Uma das vozes mais respeitadas quanto a estudos sobre racismo, o antropólogo Jacques D’ Adesky está lançando Uma Breve História do Racismo – Intolerância, Genocídio e Crime contra a Humanidade. Dedicando-se há décadas à produção acadêmica sobre esse tema, Jacques fala a VEJA sobre o perverso problema enraizado na sociedade brasileira. Na próxima segunda-feira, 13, ele lança a obra na Livraria da Travessa em Botafogo, no Rio. Confira o bate-papo:
O que o Brasil tem de diferente em relação a outros países quanto ao tema da discriminação racial?
É com o advento recente das políticas de ação afirmativa que se tomou consciência de modo mais amplo da existência de um racismo no país. Nas décadas 1970 e 1980, a questão do racismo e da discriminação era levantada quase somente por lideranças do Movimento Negro com eco limitado na sociedade.
A população brasileira envelhece cada vez mais, ainda que os ganhos com esse envelhecimento sejam sentidos de forma discrepante entre brancos e negros. Como avalia a velhice da população negra (pretos e pardos)?
De acordo com os dados do IBGE, a população negra tem menor expectativa de vida comparada à população branca. Tendo menor poder aquisitivo no que diz respeito à aposentadoria, a maioria da população negra depende quase exclusivamente do serviço de saúde pública que está sobrecarregada na maior dos estados, portanto oferecendo uma prestação de serviço abaixo da qualidade desejada.
Há no país um preconceito chamado de “elitismo classista”, onde se um determinado grupo social se coloca superior a outro. O racismo acaba entranhado nisso, já que os negros têm, historicamente, menos oportunidades. É um dilema que ainda vai perdurar gerações?
A política de ação afirmativa implementada no início do século XXI tem precisamente o objetivo de expandir a classe média negra, fortalecê-la, consolidá-la e produzir uma elite múltipla que possa atuar não somente no esporte ou na música, mas no campo econômico e no cenário político do país. Recentemente, fiquei muito admirado em ser atendido na Fiocruz por estagiários negros de medicina que atuavam no setor das doenças epidêmica e tropicais. É imprescindível para as populações negras das periferias e dos subúrbios poderem se espelhar diante de engenheiros, economistas ou advogados negros.
Em recente levantamento de VEJA, somavam-se 124 personagens nas novelas da TV Globo no ar, sendo apenas 17 atores negros, o que corresponde a menos de 14% do total. A TV ainda é “embranquecida”?
Houve sem dúvida melhora da presença de atores e atrizes negros nas telenovelas e no cinema brasileiro comparado à situação de décadas atrás, quando podia se contabilizar os artistas nos dedos de uma mão. Podemos facilmente nos relembrar de Grande Otelo, Ruth de Souza, Milton Gonçalves, Zezé Motta e Chica Xavier. Nos dias atuais, a lista é maior. Quem sabe, se a televisão e o cinema brasileiro poderão em breve lançar estrelas afro-brasileiras no cenário internacional, como já ocorreu mediante os cantores da MPB como Djavan, Gilberto Gil, Jorge Benjor e Milton Nascimento?
Qual é a melhor forma de se combater a discriminação racial no Brasil?

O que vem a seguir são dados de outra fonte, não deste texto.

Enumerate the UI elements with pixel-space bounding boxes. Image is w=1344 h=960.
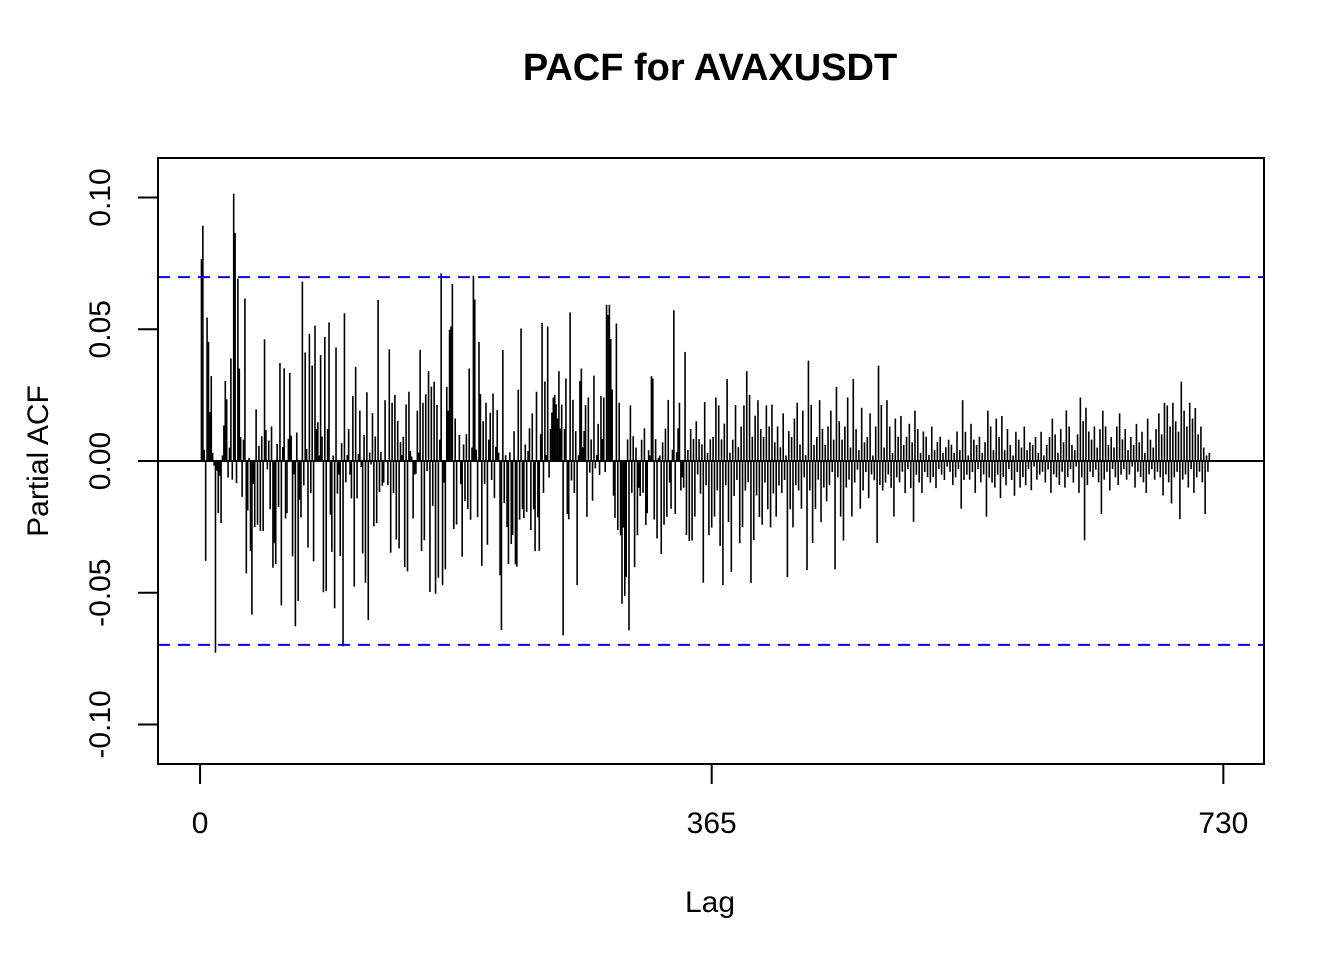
y-tick-label: 0.10 bbox=[84, 168, 117, 226]
pacf-bars bbox=[200, 193, 1211, 653]
x-tick-label: 730 bbox=[1198, 807, 1248, 840]
x-axis: 0 365 730 bbox=[192, 763, 1248, 840]
y-tick-label: -0.10 bbox=[84, 690, 117, 758]
x-tick-label: 0 bbox=[192, 807, 209, 840]
x-axis-label: Lag bbox=[685, 886, 735, 919]
y-axis: -0.10 -0.05 0.00 0.05 0.10 bbox=[84, 168, 159, 759]
y-axis-label: Partial ACF bbox=[22, 385, 55, 537]
x-tick-label: 365 bbox=[687, 807, 737, 840]
y-tick-label: 0.05 bbox=[84, 300, 117, 358]
chart-title: PACF for AVAXUSDT bbox=[523, 47, 897, 89]
y-tick-label: -0.05 bbox=[84, 559, 117, 627]
y-tick-label: 0.00 bbox=[84, 432, 117, 490]
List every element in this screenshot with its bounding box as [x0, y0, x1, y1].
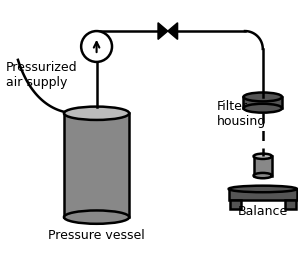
Polygon shape [168, 23, 178, 39]
Bar [230, 200, 241, 209]
Ellipse shape [64, 210, 129, 224]
Ellipse shape [64, 107, 129, 120]
Bar [64, 113, 129, 217]
Ellipse shape [244, 104, 282, 113]
Ellipse shape [254, 173, 272, 178]
Bar [244, 97, 282, 108]
Bar [229, 189, 297, 200]
Text: Pressurized
air supply: Pressurized air supply [6, 61, 78, 89]
Bar [254, 156, 272, 176]
Text: Balance: Balance [238, 205, 288, 218]
Ellipse shape [229, 186, 297, 192]
Ellipse shape [254, 154, 272, 159]
Polygon shape [158, 23, 168, 39]
Bar [285, 200, 296, 209]
Ellipse shape [244, 93, 282, 101]
Text: Filter
housing: Filter housing [217, 100, 266, 128]
Circle shape [81, 31, 112, 62]
Text: Pressure vessel: Pressure vessel [48, 229, 145, 242]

Isso se faz com maior investimento na educação escolar de qualidade. É de fundamental importância o reconhecimento do aporte histórico à formação cultural e construção da riqueza do Brasil com base no trabalho de africanos escravizados antes e durante o período colonial.
Há um retrocesso vigente no país atualmente?
Nesses últimos anos, constata-se uma falta de motivação na condução adequada de uma verdadeira política de promoção da cultura afro-brasileira ao levar em conta o desempenho frágil da Fundação Cultural Palmares, fundada pelo (então) presidente José Sarney (em 1988).